Stipendi in euro e ore non pagate La crisi fa tremare i frontalieri

LUINO Crescono giorno dopo giorno le industrie, ormai praticamente la gran parte, che richiedono misure straordinarie per combattere la crisi in Canton Ticino. L’ultima in ordine di tempo è la Mikron di Agno. Azienda che occupa diversi frontalieri del Luinese. Il primo passo è l’ipotesi di introdurre due ore e mezzo di lavoro in più a settimana, non retribuite. La trattativa è appena allo stadio iniziale ma i sindacati hanno già risposto negativamente, in attesa di coinvolgere anche i dipendenti.

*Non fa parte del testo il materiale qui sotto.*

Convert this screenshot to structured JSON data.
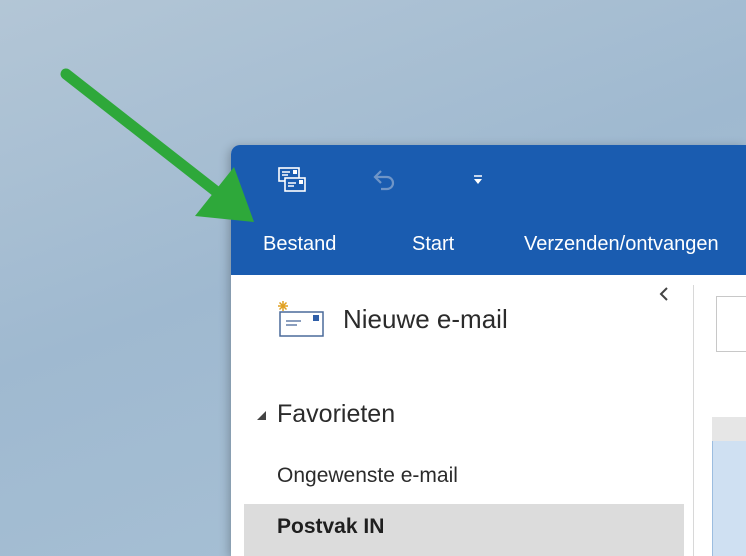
{
  "app": {
    "ribbon_tabs": [
      "Bestand",
      "Start",
      "Verzenden/ontvangen"
    ]
  },
  "quick_access": {
    "icons": [
      "send-receive-icon",
      "undo-icon",
      "customize-quick-access-icon"
    ]
  },
  "navigation": {
    "new_mail_label": "Nieuwe e-mail",
    "favorites_label": "Favorieten",
    "folders": [
      "Ongewenste e-mail",
      "Postvak IN"
    ],
    "selected_folder": "Postvak IN"
  },
  "colors": {
    "ribbon": "#1a5cb0",
    "annotation_arrow": "#2ea83a",
    "selected_row": "#dcdcdc"
  }
}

Non vanno meglio le cose all’Agie di Losone. In azienda, inizialmente si parlava di cinque ore settimanali in più di lavoro gratuito. Le trattative però hanno raggiunto compromesso che prevede tre ore di lavoro gratuite settimanali in più non retribuite. I dipendenti passeranno quindi dalle attuali 40 a 43 ore settimanali di lavoro. E chi non potrà sopportare questo carico farà 40 ore, ma con salario ridotto del 7,5%. Il provvedimento resterà in vigore per due anni a meno di un pareggio dollaro-frano o un euro a 1,30 franchi. Perché è proprio il valore stellare del franco a mettere a rischio esportazioni e quindi produzioni. Con i frontalieri che vedono un orizzonte lavorativo quanto mai scuro.

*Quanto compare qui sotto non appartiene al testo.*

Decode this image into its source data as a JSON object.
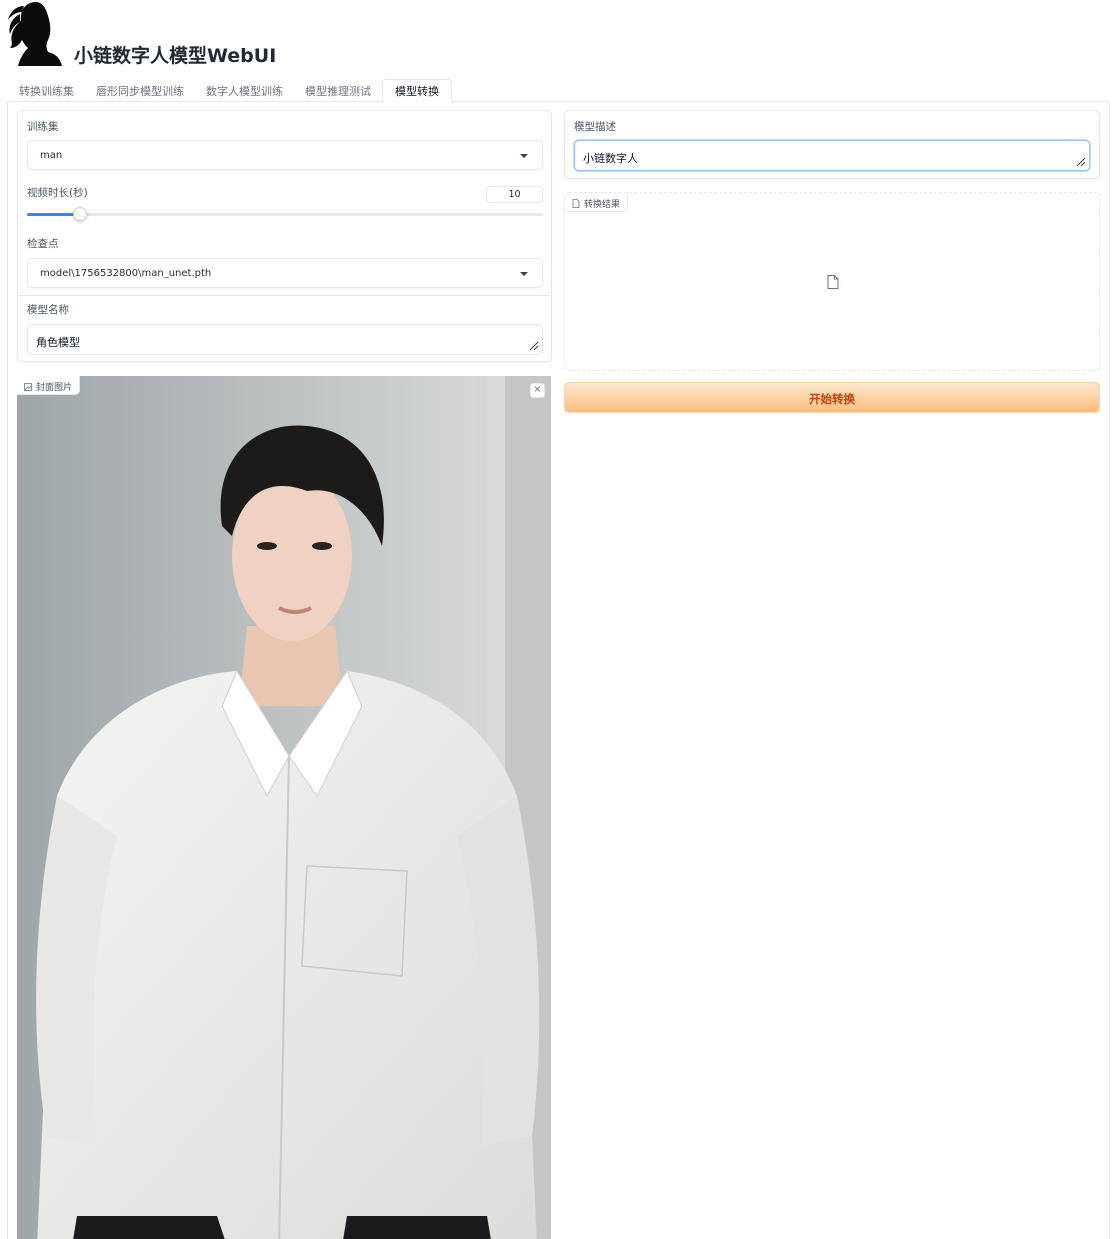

Anche perché sempre più spesso si prova ad intraprendere anche la strada del pagamento in euro ad un cambio fisso, più favorevole alle aziende. È il caso della Trasfor di Molinazzo di Monteggio, località ticinese affacciata sul Tresa tra Lavena Ponte Tresa e Luino. Dove è in atto una vertenza che riguarda da vicino il Varesotto: perché dei 275 dipendenti almeno 240 sono frontalieri. La ditta, infatti, proprio per far fronte al calo degli utili ha proposto di legare lo stipendio al corso del cambio euro-franco o in alternativa di introdurre due ore e mezza lavorative settimanali in più non retribuite.

Strumenti legati «alla necessità di rimanere competitiva e sopravvivere in un mercato divenuto per essa molto duro in particolare a causa del franco forte», respinti però dai sindacati. Per questo, nei giorni scorsi, il sindacato Unia ha avanzato una proposta: per vietare alle imprese svizzere di versare ai dipendenti frontalieri lo stipendio in euro.

Per farlo i delegati del settore dell’industria meccanica, elettrotecnica e metallurgica in seno al sindacato hanno consegnato al Consiglio federale una petizione con 1800 firme. «Insistiamo sul principio salari svizzeri per lavori in Svizzera – ha sottolineato il copresidente di Unia Renzo Ambrosetti -. Perché stipendi in euro e riduzione dei salari dei frontalieri violano il divieto di discriminazione».